# Steam Engine History WTD - Little Husky



## gustavus (Jan 9, 2010)

Recently acquired this poppet valve steam engine, the previous owner and maker thought the plans came from Popular Mechanics around 1952.

The engine is 3/4" Bore x 5/8" Stroke, the cam lobe is affixed directly to the crankshaft, the poppet vale resides inside a large canister and the steam exhausts through ports drilled into the cylinder. The copper pipe acts as a manifold directing the steam forward.

I would like to know the name of designer of the plans and the year this engine showed up, why is the valve inside such a large chamber.And what purpose is the port on top of the valve chamber.

Any information would be appreciated.


----------



## bearcar1 (Jan 9, 2010)

Welcome to HMEM Gus'. The engine in question is named Little Husky. A gentleman by the name of C.W. Woodson designed this engine. It was built for model high speed boats and it was published in the January 1944 issue of Popular Science. The port at the top of the valve chamber is for steam admission, although the original design had it perpendicular to the chamber about midway down its length.


BC1
Jim


----------



## gustavus (Jan 9, 2010)

bearcar1  said:
			
		

> Welcome to HMEM Gus'. The engine in question is named Little Husky. A gentleman by the name of C.W. Woodson designed this engine. It was built for model high speed boats and it was published in the January 1944 issue of Popular Science. The port at the top of the valve chamber is for steam admission, although the original design had it perpendicular to the chamber about midway down its length.
> 
> 
> BC1
> Jim



Thank you Jim, on both counts, the information fills that void I was feeling over this little engine. 
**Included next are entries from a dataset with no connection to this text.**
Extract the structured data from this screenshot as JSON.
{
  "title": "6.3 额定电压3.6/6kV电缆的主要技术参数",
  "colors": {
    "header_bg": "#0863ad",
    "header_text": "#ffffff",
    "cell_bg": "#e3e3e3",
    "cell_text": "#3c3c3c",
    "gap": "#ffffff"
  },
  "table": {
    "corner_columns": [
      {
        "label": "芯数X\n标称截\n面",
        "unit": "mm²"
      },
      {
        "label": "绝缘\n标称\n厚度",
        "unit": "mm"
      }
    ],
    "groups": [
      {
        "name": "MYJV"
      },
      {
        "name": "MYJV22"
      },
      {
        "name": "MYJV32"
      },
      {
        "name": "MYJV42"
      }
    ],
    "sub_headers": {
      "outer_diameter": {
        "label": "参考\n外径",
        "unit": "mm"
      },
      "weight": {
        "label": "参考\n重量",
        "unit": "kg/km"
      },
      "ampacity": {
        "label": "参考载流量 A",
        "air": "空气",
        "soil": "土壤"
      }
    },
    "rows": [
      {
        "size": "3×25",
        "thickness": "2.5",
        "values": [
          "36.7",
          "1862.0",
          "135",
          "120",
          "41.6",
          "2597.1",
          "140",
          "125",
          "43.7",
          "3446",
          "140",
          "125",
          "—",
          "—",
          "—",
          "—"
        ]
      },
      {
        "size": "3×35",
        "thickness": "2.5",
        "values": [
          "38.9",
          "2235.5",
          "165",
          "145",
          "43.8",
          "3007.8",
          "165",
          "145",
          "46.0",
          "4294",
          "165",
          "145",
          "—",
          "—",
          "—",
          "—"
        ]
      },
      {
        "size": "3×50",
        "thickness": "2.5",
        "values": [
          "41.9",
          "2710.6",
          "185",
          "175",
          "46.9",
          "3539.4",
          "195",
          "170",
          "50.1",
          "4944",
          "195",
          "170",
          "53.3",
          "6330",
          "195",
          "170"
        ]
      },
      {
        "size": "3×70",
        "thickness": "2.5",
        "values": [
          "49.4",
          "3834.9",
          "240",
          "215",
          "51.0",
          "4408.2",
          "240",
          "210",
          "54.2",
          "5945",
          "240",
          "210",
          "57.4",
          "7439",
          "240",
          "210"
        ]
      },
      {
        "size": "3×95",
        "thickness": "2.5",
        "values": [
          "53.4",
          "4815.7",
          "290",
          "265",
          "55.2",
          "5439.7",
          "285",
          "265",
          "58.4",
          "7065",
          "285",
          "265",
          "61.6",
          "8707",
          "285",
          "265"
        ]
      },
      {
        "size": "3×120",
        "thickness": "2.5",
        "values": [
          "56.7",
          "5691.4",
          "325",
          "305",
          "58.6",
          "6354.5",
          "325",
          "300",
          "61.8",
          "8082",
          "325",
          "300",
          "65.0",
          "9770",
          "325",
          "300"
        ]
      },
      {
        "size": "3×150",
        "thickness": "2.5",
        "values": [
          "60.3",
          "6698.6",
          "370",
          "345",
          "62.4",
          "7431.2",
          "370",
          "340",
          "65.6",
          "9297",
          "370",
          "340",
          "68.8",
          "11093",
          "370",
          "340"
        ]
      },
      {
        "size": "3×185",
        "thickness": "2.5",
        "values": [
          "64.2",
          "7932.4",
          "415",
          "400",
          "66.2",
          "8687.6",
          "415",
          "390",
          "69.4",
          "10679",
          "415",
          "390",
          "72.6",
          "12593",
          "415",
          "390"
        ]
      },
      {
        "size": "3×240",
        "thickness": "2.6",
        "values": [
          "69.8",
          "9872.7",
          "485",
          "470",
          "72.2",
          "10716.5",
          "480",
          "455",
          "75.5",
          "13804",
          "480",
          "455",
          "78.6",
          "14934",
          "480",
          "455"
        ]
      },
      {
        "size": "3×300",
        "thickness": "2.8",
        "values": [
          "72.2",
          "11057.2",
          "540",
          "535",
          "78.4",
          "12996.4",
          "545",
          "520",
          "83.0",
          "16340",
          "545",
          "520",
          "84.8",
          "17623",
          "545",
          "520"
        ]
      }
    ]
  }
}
It must be of the original design it has a steam port perpendicular midway as you say but not shown in the picture I posted., the part is loose from the engine and resides in a box, not shown in the picture.
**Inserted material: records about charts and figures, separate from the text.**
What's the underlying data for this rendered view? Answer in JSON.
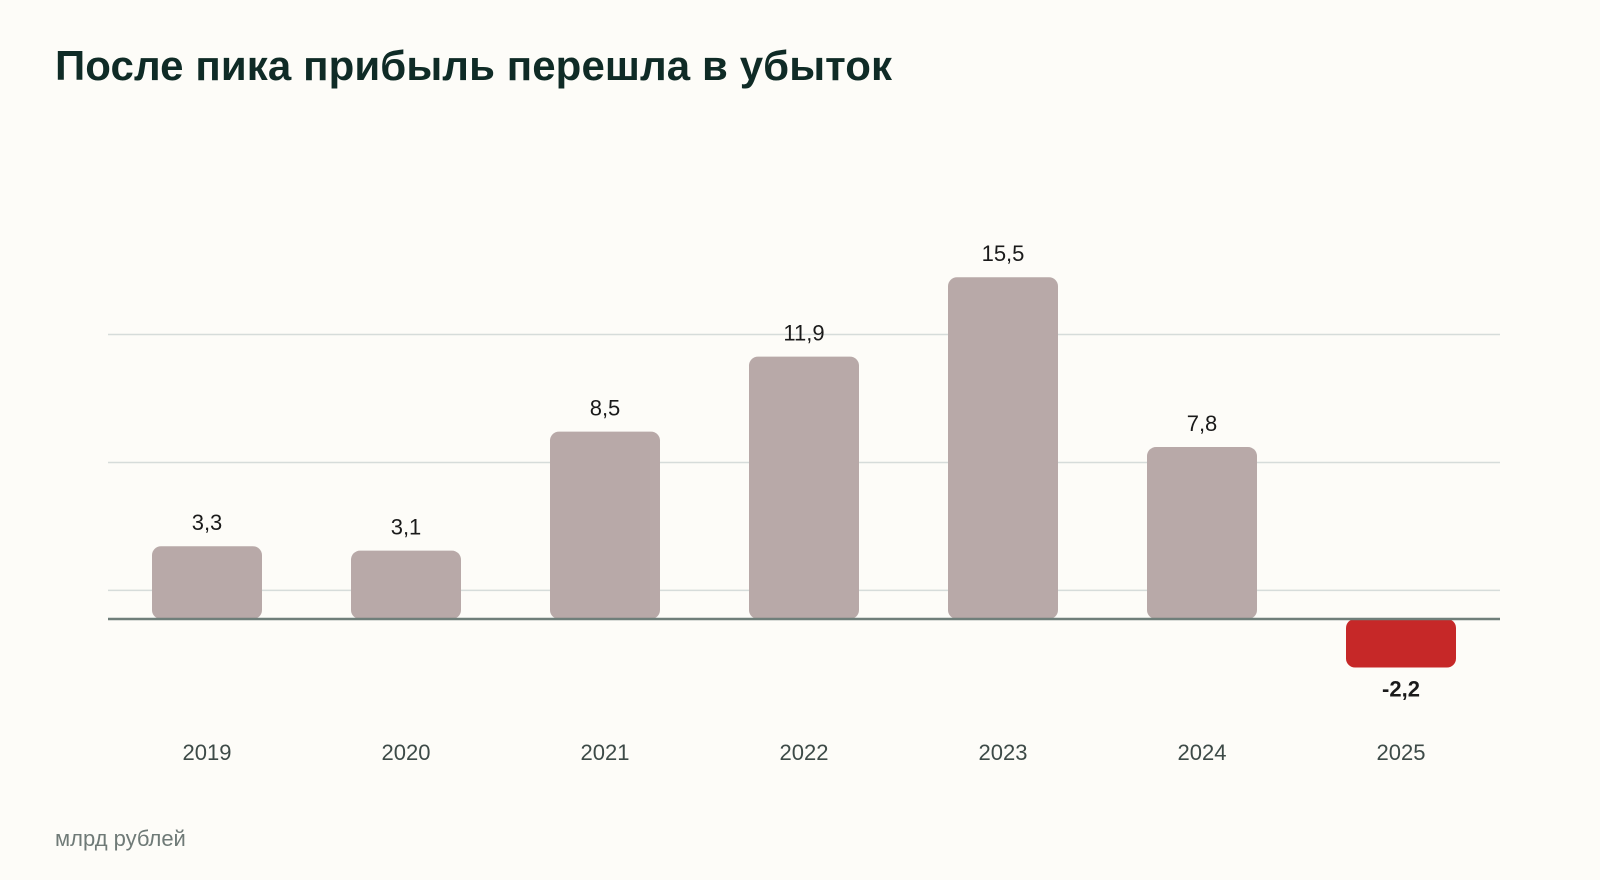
{
  "title": "После пика прибыль перешла в убыток",
  "unit_note": "млрд рублей",
  "colors": {
    "bar_positive": "#b8a9a8",
    "bar_negative": "#c62828",
    "gridline": "#d6dcda",
    "baseline": "#6f7f7a",
    "title": "#0f2b26"
  },
  "chart_data": {
    "type": "bar",
    "categories": [
      "2019",
      "2020",
      "2021",
      "2022",
      "2023",
      "2024",
      "2025"
    ],
    "values": [
      3.3,
      3.1,
      8.5,
      11.9,
      15.5,
      7.8,
      -2.2
    ],
    "value_labels": [
      "3,3",
      "3,1",
      "8,5",
      "11,9",
      "15,5",
      "7,8",
      "-2,2"
    ],
    "ylim": [
      -2.2,
      15.5
    ],
    "gridlines": [
      1.3,
      7.1,
      12.9
    ],
    "grid": true,
    "legend": "none"
  }
}
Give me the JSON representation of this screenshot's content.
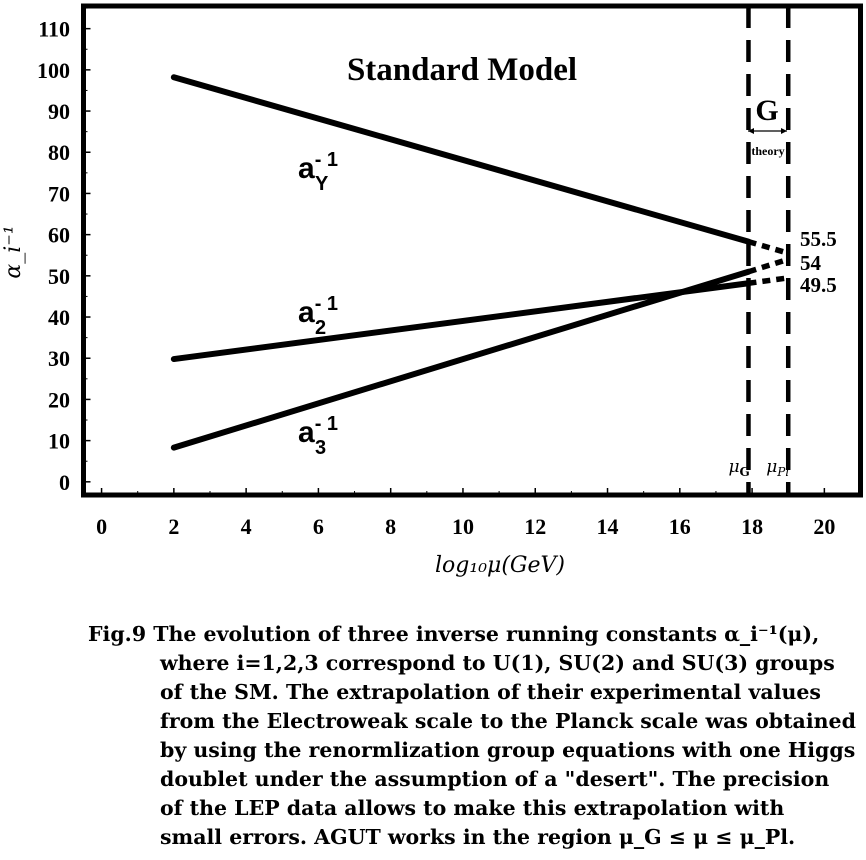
{
  "chart_data": {
    "type": "line",
    "title": "Standard Model",
    "xlabel": "log₁₀μ(GeV)",
    "ylabel": "α_i⁻¹",
    "xlim": [
      -0.5,
      21.0
    ],
    "ylim": [
      -3.2,
      115.5
    ],
    "x_ticks": [
      0,
      2,
      4,
      6,
      8,
      10,
      12,
      14,
      16,
      18,
      20
    ],
    "y_ticks": [
      0,
      10,
      20,
      30,
      40,
      50,
      60,
      70,
      80,
      90,
      100,
      110
    ],
    "grid": false,
    "series": [
      {
        "name": "a_Y^-1",
        "label_base": "a",
        "label_sub": "Y",
        "label_sup": "-1",
        "solid": [
          [
            2,
            98.2
          ],
          [
            17.9,
            58.3
          ]
        ],
        "dotted": [
          [
            17.9,
            58.3
          ],
          [
            19.0,
            55.5
          ]
        ],
        "end_value_label": "55.5"
      },
      {
        "name": "a_2^-1",
        "label_base": "a",
        "label_sub": "2",
        "label_sup": "-1",
        "solid": [
          [
            2,
            29.8
          ],
          [
            17.9,
            48.2
          ]
        ],
        "dotted": [
          [
            17.9,
            48.2
          ],
          [
            19.0,
            49.5
          ]
        ],
        "end_value_label": "49.5"
      },
      {
        "name": "a_3^-1",
        "label_base": "a",
        "label_sub": "3",
        "label_sup": "-1",
        "solid": [
          [
            2,
            8.3
          ],
          [
            17.9,
            51.0
          ]
        ],
        "dotted": [
          [
            17.9,
            51.0
          ],
          [
            19.0,
            54.0
          ]
        ],
        "end_value_label": "54"
      }
    ],
    "vertical_lines": [
      {
        "x": 17.9,
        "style": "dashed",
        "label": "μ_G"
      },
      {
        "x": 19.0,
        "style": "dashed",
        "label": "μ_Pl"
      }
    ],
    "annotations": {
      "g_label": "G",
      "g_sub": "theory"
    }
  },
  "caption": {
    "lines": [
      "Fig.9 The evolution of three inverse running constants α_i⁻¹(μ),",
      "where i=1,2,3 correspond to U(1), SU(2) and SU(3) groups",
      "of the SM. The extrapolation of their experimental values",
      "from the Electroweak scale to the Planck scale was obtained",
      "by using the renormlization group equations with one Higgs",
      "doublet under the assumption of a \"desert\". The precision",
      "of the LEP data allows to make this extrapolation with",
      "small errors. AGUT works in the region μ_G ≤ μ ≤ μ_Pl."
    ]
  }
}
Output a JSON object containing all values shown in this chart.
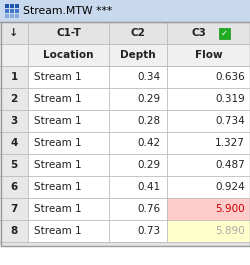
{
  "title": "Stream.MTW ***",
  "col_headers": [
    "",
    "C1-T",
    "C2",
    "C3"
  ],
  "col_subheaders": [
    "",
    "Location",
    "Depth",
    "Flow"
  ],
  "rows": [
    [
      "1",
      "Stream 1",
      "0.34",
      "0.636"
    ],
    [
      "2",
      "Stream 1",
      "0.29",
      "0.319"
    ],
    [
      "3",
      "Stream 1",
      "0.28",
      "0.734"
    ],
    [
      "4",
      "Stream 1",
      "0.42",
      "1.327"
    ],
    [
      "5",
      "Stream 1",
      "0.29",
      "0.487"
    ],
    [
      "6",
      "Stream 1",
      "0.41",
      "0.924"
    ],
    [
      "7",
      "Stream 1",
      "0.76",
      "5.900"
    ],
    [
      "8",
      "Stream 1",
      "0.73",
      "5.890"
    ]
  ],
  "special_cells": {
    "row7_c3_bg": "#FFCCCC",
    "row7_c3_fg": "#CC0000",
    "row8_c3_bg": "#FFFFCC",
    "row8_c3_fg": "#AAAAAA"
  },
  "title_bg": "#C8D9EE",
  "header_bg": "#E4E4E4",
  "subheader_bg": "#F0F0F0",
  "row_bg_normal": "#FFFFFF",
  "row_num_bg": "#E8E8E8",
  "grid_color": "#BBBBBB",
  "border_color": "#999999",
  "icon_color_dark": "#2255AA",
  "icon_color_mid": "#4477CC",
  "icon_color_light": "#88AADD",
  "check_bg": "#22AA22"
}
I'm sure that I'm going to enjoy belonging to the HMEM, I have a small lathe but think I'll be asking for more advice than I'm capable of giving. I'll be sure to browse the tooling and " how did you do that" before asking questions that may have been previously answered.


----------



## Maryak (Jan 10, 2010)

gustavus,

Welcome to our forum. 
	

	
	
		
		

		
		
	


	




Best Regards
Bob


----------



## gustavus (Jan 10, 2010)

Maryak  said:
			
		

> gustavus,
> 
> Welcome to our forum.
> 
> ...



Thanks Bob, I have been following your progress on Hit Me Miss Me, I especially enjoyed turning the crankshaft.

Gill


----------



## Tin Falcon (Jan 10, 2010)

the plans and writeup are here
Little Husky
PS Jan 1944 pg 148
Tin


----------



## gustavus (Jan 10, 2010)

Tin Falcon  said:
			
		

> the plans and writeup are here
> Little Husky
> PS Jan 1944 pg 148
> Tin



I never expected this type of response, this morning's email contained a message from Bob with the plans for the Little Husky in a PDF file and now your link.
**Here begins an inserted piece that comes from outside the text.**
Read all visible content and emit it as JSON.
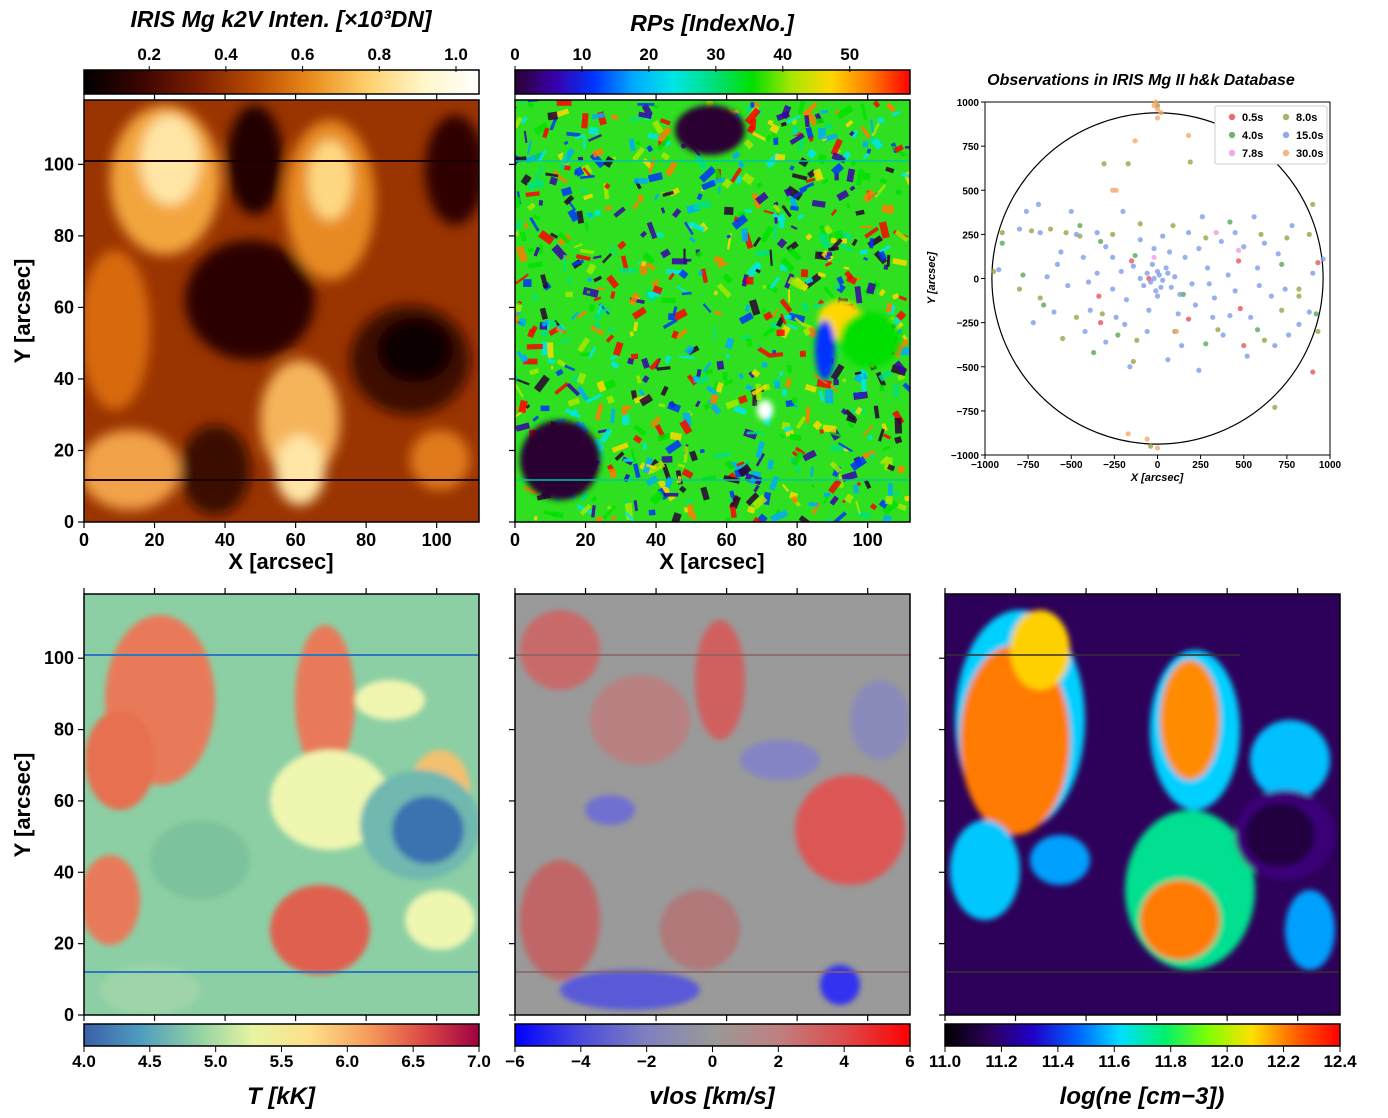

Seems that I'm destined to have the Little Husky as my first project engine. 

Thanks a million guys for giving me some direction with a start up project.

I would like to make the engine all brass with the exception of the piston and connecting rod, main-shaft and cam lobe.

Should I use the yellow or red brass.

Best Regards
Gill


----------



## deverett (Jan 11, 2010)

The drawings are also available here: http://npmccabe.tripod.com/husky.htm both in original form and up-to-date style.

Dave
The Emerald Isle


----------



## bearcar1 (Jan 11, 2010)

Glad to hear that you got the drawings OK, although uninvited ;D By all means make an attempt to build one of these. they are quite the noisemaker. 

BC1
Jim


----------